Laurie Anderson has been lying low of late, so her triumphant return to New York concertizing Wednesday night at Alice Tully Hall as part of Lincoln Center's Serious Fun festival was a heartwarming affair.
It was heartwarming because artists, and especially ''serious'' artists who have dallied with the ''fun'' of the commercial music industry, might seem especially prone to burnout. When Ms. Anderson emerged on the downtown performance-art scene in the mid-1970's, her act seemed mesmerizingly fresh; she didn't so much emerge on the scene as create it. But after her pop-music success and big tours and movies and videos, her grave comic monologues and funny voices and little speech-songs and props and film clips had begun to seem just a little coy and predictable.
On Wednesday, Ms. Anderson had changed little in her basic modus operandi. She showed various videos from the last two years. But all of her live material was new - and it was excellent. Furthermore, the very act of withholding herself from the public while she made a new record gave her a rest from us and us a rest from her.
For Ms. Anderson, ''making a record'' is an even more complex process than it is for a high-tech rock band. Her art involves the realization of the potential of complicated, miniaturized, ever-evolving electronic equipment. And for an artist who uses video technology in her act and also makes videos and films that relate to her records, any recording project inevitably entails visual extensions as well.

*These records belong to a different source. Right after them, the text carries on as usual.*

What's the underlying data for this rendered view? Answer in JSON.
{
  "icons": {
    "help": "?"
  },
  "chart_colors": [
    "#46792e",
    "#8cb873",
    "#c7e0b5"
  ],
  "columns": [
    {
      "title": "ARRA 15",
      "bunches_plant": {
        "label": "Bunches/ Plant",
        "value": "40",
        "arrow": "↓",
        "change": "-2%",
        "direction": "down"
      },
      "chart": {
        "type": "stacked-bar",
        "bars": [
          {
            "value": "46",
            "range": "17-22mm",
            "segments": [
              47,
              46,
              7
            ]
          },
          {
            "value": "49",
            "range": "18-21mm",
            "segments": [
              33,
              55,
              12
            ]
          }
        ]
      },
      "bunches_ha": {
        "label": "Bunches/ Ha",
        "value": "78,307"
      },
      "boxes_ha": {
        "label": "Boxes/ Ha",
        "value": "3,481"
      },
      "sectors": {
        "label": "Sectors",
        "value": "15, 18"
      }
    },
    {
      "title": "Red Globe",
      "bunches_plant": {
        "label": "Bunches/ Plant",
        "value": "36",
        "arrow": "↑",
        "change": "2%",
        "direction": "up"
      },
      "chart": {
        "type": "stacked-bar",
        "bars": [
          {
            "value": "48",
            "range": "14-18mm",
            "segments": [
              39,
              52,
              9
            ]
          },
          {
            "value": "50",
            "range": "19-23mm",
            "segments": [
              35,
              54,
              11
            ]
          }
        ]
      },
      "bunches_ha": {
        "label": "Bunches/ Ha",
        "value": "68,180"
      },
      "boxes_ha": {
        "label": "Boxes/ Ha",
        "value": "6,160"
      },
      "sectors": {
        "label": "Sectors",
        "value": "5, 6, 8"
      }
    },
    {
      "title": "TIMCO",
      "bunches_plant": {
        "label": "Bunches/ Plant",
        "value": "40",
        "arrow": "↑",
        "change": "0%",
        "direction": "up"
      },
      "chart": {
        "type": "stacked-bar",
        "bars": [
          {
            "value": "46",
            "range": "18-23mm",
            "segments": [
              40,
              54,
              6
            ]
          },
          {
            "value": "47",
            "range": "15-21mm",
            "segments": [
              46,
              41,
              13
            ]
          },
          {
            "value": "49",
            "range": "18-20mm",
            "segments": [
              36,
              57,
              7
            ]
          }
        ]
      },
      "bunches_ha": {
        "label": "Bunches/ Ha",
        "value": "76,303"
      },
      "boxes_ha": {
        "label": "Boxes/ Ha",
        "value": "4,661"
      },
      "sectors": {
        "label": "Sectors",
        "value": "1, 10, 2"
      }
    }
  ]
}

One appealing aspect of Wednesday's program was that it seemed less rigidly plotted than some of her big tours, and more like an assortment of notions and sketches strung together into a sequence. The feeling of surprise and experimentation was back, even though anything Ms. Anderson does requires precise coordination with unseen technicians. Everything seemed to come off nearly without a hitch.
The two partial innovations in her work concerned her singing and her accompaniment. Her singing seemed new because there was so much of it, and it sounded strong compared with her mostly spoken story-songs of the past or her mousy vocalizations of a couple of years ago.
The accompaniment consisted of herself alone, bereft of a quasi-rock band. Perhaps she will re-enlist a band when she embarks on a proper promotional tour for the new album. But it was fascinating and somehow ingratiating to see her alone on stage, the way she used to be back at the Kitchen and other haunts, mustering up an extraordinary range of vocal and instrumental textures all by herself.
She does this, with richer musical results than ever, through the clever and sophisticated assemblage and programming of ''midi'' equipment - the standardized ''musical instrument digital interface'' system that allows all manner of musical and visual effects to be linked and controlled from a single work-station.
But any technology is heartless unless there's artistry behind it. Ms. Anderson's new material seemed poetically rich and musically compelling. There was a wonderful new song about America and the West, and another strong feminist statement revolving around the color red. Nearly all the funny monologues got laughs in the right places, too.
If Ms. Anderson plays her cards right, she may be able to achieve that delicate double success that so many crossover artists are aiming for these days. If she's lucky, she'll deepen her art at the same time that she broadens her appeal. It would be difficult to think of anyone more likely and deserving.
Ms. Anderson will appear at Tully Hall again next Saturday.